Well-cooked and packaged foods are usually safe, if handled properly. Avoid eating unpeeled and unwashed raw fruits and vegetables. It is also advised to avoid raw or undercooked meats and seafood. Studies also show that unpasteurized milk, dairy products, mayonnaise, and pastry icings increase the risk of TD. Use extreme caution purchasing foods or beverages from street vendors or other establishments where unhygienic conditions may be present.
Treatment varies for TD. Antibiotic prophylaxis is sometimes used for those traveling to high risk areas. Antibiotics often are used to treat TD as many cases are the direct result of bacterial infiltration. Antimotility agents, such as loperamide and diphenoxylate, provide symptomatic relief and serve as useful adjuncts to antibiotic therapy. Other nonspecific agents, such as kaolin pectin, activated charcoal, and probiotics have had a limited role and varying efficacy in the treatment of TD. According to the World Health Organization (WHO), a vaccine has been developed to aid in the fight against TD. The Activax25 vaccine is a combined multivalent vaccine that contains protective antigens against Campylobacter, Shigella, and ETEC.

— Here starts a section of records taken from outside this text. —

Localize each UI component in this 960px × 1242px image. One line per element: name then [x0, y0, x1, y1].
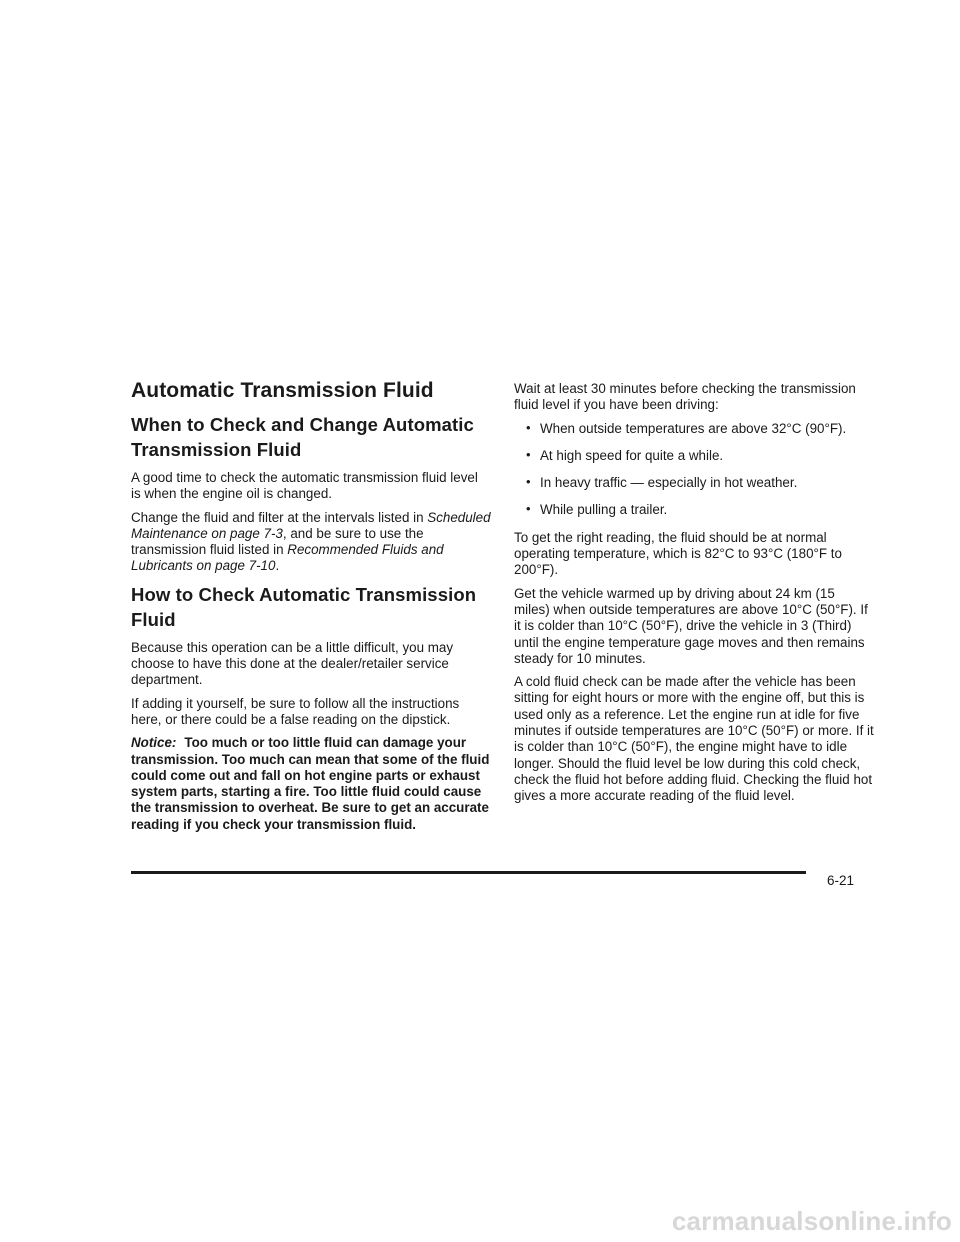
watermark: carmanualsonline.info [671, 1206, 952, 1236]
list-item [514, 475, 874, 491]
list-item-text: In heavy traffic — especially in hot weather. [540, 475, 798, 491]
paragraph-operating-temperature: To get the right reading, the fluid should be at normal operating temperature, which is 82°C to 93°C (180°F to 200°F). [514, 529, 842, 578]
link-recommended-fluids[interactable]: Recommended Fluids and Lubricants on page 7-10 [131, 542, 444, 574]
notice-block [131, 735, 491, 833]
paragraph-dealer-service: Because this operation can be a little difficult, you may choose to have this done at the dealer/retailer service department. [131, 639, 454, 688]
list-item [514, 421, 874, 437]
bullet-icon: • [526, 501, 531, 517]
page-title: Automatic Transmission Fluid [131, 379, 434, 402]
paragraph-change-intervals [131, 510, 491, 575]
list-item-text: When outside temperatures are above 32°C (90°F). [540, 420, 847, 436]
paragraph-check-timing: A good time to check the automatic transmission fluid level is when the engine oil is changed. [131, 470, 478, 502]
page-number: 6-21 [827, 873, 855, 888]
paragraph-cold-check: A cold fluid check can be made after the vehicle has been sitting for eight hours or more with the engine off, but this is used only as a reference. Let the engine run at idle for five minutes if outside temperatures are 10°C (50°F) or more. If it is colder than 10°C (50°F), the engine might have to idle longer. Should the fluid level be low during this cold check, check the fluid hot before adding fluid. Checking the fluid hot gives a more accurate reading of the fluid level. [514, 674, 874, 804]
section-heading-when-to-check: When to Check and Change Automatic Transmission Fluid [131, 414, 474, 460]
link-scheduled-maintenance[interactable]: Scheduled Maintenance on page 7-3 [131, 509, 491, 541]
list-item-text: At high speed for quite a while. [540, 447, 724, 463]
paragraph-wait-time: Wait at least 30 minutes before checking the transmission fluid level if you have been driving: [514, 381, 856, 413]
text-fragment: Change the fluid and filter at the intervals listed in [131, 509, 428, 525]
condition-list [514, 421, 874, 519]
footer-rule [131, 871, 806, 874]
paragraph-warm-up: Get the vehicle warmed up by driving about 24 km (15 miles) when outside temperatures are above 10°C (50°F). If it is colder than 10°C (50°F), drive the vehicle in 3 (Third) until the engine temperature gage moves and then remains steady for 10 minutes. [514, 585, 868, 666]
text-fragment: . [275, 558, 280, 574]
text-fragment: , and be sure to use the transmission fluid listed in [131, 525, 424, 558]
left-column [131, 378, 491, 840]
list-item [514, 502, 874, 518]
bullet-icon: • [526, 419, 531, 435]
notice-text: Too much or too little fluid can damage your transmission. Too much can mean that some of the fluid could come out and fall on hot engine parts or exhaust system parts, starting a fire. Too little fluid could cause the transmission to overheat. Be sure to get an accurate reading if you check your transmission fluid. [131, 735, 490, 832]
notice-label: Notice: [131, 735, 177, 751]
right-column [514, 381, 874, 812]
paragraph-adding-yourself: If adding it yourself, be sure to follow all the instructions here, or there could be a false reading on the dipstick. [131, 695, 460, 727]
bullet-icon: • [526, 474, 531, 490]
list-item-text: While pulling a trailer. [540, 502, 668, 518]
list-item [514, 448, 874, 464]
section-heading-how-to-check: How to Check Automatic Transmission Fluid [131, 583, 477, 630]
bullet-icon: • [526, 446, 531, 462]
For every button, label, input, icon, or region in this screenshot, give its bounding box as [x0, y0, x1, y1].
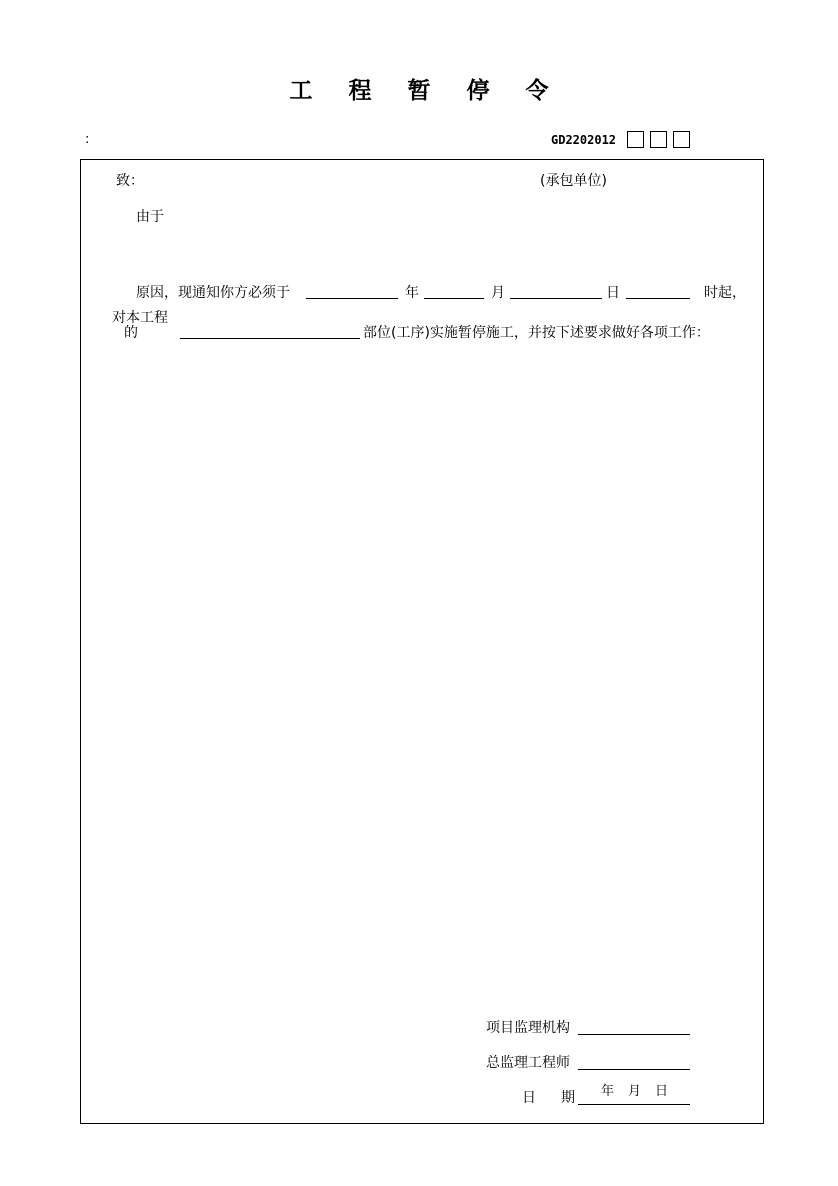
project-prefix-line2: 的 [124, 325, 138, 341]
because-label: 由于 [136, 209, 164, 225]
header-left-mark: : [85, 132, 90, 147]
code-box-2[interactable] [650, 131, 667, 148]
day-label: 日 [606, 285, 620, 301]
from-time-label: 时起， [704, 285, 746, 301]
day-field[interactable] [510, 298, 602, 299]
document-title: 工 程 暂 停 令 [289, 78, 563, 104]
year-field[interactable] [306, 298, 398, 299]
date-label-1: 日 [522, 1090, 536, 1106]
agency-field[interactable] [578, 1034, 690, 1035]
form-code: GD2202012 [551, 133, 617, 147]
form-frame [80, 159, 764, 1124]
year-label: 年 [405, 285, 419, 301]
hour-field[interactable] [626, 298, 690, 299]
date-day-label: 日 [655, 1084, 669, 1099]
code-box-1[interactable] [627, 131, 644, 148]
reason-text: 原因，现通知你方必须于 [136, 285, 290, 301]
work-part-field[interactable] [180, 338, 360, 339]
date-label-2: 期 [561, 1090, 575, 1106]
month-field[interactable] [424, 298, 484, 299]
date-month-label: 月 [628, 1084, 642, 1099]
code-box-3[interactable] [673, 131, 690, 148]
agency-label: 项目监理机构 [486, 1020, 570, 1036]
to-label: 致： [116, 173, 144, 189]
contractor-label: (承包单位) [540, 173, 607, 189]
month-label: 月 [491, 285, 505, 301]
project-prefix-line1: 对本工程 [112, 310, 168, 326]
date-year-label: 年 [601, 1084, 615, 1099]
engineer-label: 总监理工程师 [486, 1055, 570, 1071]
date-field[interactable] [578, 1104, 690, 1105]
suspend-text: 部位(工序)实施暂停施工，并按下述要求做好各项工作： [363, 325, 710, 341]
engineer-field[interactable] [578, 1069, 690, 1070]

1. Centers for Disease Control and Prevention. Travelers' Health: Yellow Book. Health Information for International Travel. Chapter 4 - Prevention of Specific Infectious Diseases; Traveler's Diarrhea. 2005-2006. http://www2.ncid.cdc.gov/travel/yb/utils/ybGet.asp?section=dis&obj=travelers_diarrhea.htm&cssNav=browseoyb.
2. Wikipedia. Traveler's diarrhea. http://en.wikipedia.org/wiki/Traveler's_diarrhea.
3. World Health Organization. State of the art of new vaccines. Research and Development Initiative for Vaccine Research. April 2003.